Mr Milan Jevtic (Executive Director of Software Division at Saga) began by stating that e-commerce is growing at the global level. He cautioned that users’ expectations rise with the development of new e-commerce solutions. The users’ expectations in e-commerce are much higher than in the physical world, and the developers of e-commerce solutions should be careful to meet users’ expectation and provide a good user experience; if the user experience is not as expected, users will not use the platform. He further underlined the significance of trust, timeliness and correctness of information for users. E-commerce is a new paradigm in the economy, not a mere computerisation or informationisation of the existing commercial services. In his opinion, the e-commerce sector in Serbia is almost ready to meet customers’ demands.
Mr Jurij Bertok (Business Development Consultant) stated that e-commerce is a question of trust; the provider of e-commerce services should not use a cheap platform.

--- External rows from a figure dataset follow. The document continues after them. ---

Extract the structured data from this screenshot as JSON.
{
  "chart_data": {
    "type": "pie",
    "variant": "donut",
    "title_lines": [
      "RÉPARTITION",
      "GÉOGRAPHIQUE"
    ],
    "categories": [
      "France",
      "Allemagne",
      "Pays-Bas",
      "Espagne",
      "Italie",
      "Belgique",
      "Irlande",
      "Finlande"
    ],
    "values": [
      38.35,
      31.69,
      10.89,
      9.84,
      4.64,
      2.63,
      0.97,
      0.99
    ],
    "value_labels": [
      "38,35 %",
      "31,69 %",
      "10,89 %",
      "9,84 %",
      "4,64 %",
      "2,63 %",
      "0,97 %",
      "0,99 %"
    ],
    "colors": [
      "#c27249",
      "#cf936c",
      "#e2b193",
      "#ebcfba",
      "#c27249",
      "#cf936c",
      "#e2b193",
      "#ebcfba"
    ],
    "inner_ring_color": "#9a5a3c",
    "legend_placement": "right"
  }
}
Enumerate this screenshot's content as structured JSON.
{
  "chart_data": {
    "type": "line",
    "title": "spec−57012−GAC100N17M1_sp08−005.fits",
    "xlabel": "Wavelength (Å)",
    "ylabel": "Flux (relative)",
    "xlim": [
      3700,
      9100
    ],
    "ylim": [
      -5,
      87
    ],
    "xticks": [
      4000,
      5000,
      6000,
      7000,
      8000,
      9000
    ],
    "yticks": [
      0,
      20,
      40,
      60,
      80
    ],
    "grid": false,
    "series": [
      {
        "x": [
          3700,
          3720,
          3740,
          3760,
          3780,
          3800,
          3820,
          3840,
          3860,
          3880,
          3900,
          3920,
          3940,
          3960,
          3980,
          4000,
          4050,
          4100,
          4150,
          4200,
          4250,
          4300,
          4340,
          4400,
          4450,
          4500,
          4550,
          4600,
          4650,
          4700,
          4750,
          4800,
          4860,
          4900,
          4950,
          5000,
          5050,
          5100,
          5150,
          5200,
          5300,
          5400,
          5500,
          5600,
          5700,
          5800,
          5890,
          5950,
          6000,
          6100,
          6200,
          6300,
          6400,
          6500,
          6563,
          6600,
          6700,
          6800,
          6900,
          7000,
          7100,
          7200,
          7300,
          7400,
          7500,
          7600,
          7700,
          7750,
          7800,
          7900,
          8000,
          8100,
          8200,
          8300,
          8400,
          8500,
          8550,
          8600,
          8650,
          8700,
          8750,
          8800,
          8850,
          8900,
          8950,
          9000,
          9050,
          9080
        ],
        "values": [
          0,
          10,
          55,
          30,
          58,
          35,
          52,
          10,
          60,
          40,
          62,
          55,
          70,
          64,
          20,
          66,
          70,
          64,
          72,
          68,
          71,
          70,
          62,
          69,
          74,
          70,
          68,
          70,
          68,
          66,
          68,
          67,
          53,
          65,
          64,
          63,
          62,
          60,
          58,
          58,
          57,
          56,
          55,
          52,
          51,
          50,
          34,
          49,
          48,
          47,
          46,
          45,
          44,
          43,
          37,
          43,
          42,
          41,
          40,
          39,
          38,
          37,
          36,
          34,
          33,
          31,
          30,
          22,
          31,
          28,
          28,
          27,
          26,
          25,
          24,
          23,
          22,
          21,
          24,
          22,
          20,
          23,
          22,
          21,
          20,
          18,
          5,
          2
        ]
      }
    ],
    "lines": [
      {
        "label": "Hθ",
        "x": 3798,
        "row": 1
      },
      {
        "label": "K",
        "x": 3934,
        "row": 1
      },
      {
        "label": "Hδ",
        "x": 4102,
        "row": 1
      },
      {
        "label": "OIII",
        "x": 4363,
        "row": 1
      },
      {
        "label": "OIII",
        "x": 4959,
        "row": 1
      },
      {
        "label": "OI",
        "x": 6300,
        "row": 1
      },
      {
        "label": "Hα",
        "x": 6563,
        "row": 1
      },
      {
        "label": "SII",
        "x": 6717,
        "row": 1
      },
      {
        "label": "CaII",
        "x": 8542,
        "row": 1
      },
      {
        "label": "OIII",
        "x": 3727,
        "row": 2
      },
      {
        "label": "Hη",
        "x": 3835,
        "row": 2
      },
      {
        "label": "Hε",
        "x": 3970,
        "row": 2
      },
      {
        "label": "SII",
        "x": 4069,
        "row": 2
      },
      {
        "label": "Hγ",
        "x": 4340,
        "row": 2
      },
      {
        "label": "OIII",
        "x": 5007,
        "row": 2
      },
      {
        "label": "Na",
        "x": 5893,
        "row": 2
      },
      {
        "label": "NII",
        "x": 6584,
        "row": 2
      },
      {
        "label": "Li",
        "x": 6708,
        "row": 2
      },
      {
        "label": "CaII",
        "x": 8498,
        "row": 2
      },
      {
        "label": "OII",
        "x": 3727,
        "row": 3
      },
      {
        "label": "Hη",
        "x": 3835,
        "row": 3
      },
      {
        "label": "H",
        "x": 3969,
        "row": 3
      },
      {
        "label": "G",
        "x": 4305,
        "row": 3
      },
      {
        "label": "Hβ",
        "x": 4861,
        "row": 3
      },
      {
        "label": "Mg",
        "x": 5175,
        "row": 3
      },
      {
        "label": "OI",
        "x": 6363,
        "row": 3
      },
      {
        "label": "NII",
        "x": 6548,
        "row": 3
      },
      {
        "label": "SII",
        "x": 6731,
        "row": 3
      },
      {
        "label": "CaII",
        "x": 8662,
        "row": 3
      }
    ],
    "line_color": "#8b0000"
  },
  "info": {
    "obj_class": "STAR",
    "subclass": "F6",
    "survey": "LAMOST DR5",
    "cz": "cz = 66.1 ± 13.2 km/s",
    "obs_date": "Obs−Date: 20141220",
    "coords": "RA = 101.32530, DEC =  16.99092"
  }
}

The Slovenian experience is that the state plays an important role – in 2014, Slovenia adopted the Law on E-commerce which made obligatory to make payments to the state in an electronic form. E-commerce is part of the digital transformation, and it cannot be considered just from the business aspect.
Mr Milos Brusin (President of the Executive Board, CEO at Telenor Bank) called e-commerce an ecosystem whose elements must be oriented towards the user and their experience. He stated that the National Bank of Serbia (NBS) established a regulatory framework necessary to raise awareness in the areas such as digital payments and e-commerce. Brusin, however, concluded that e-commerce in Serbia is not mature.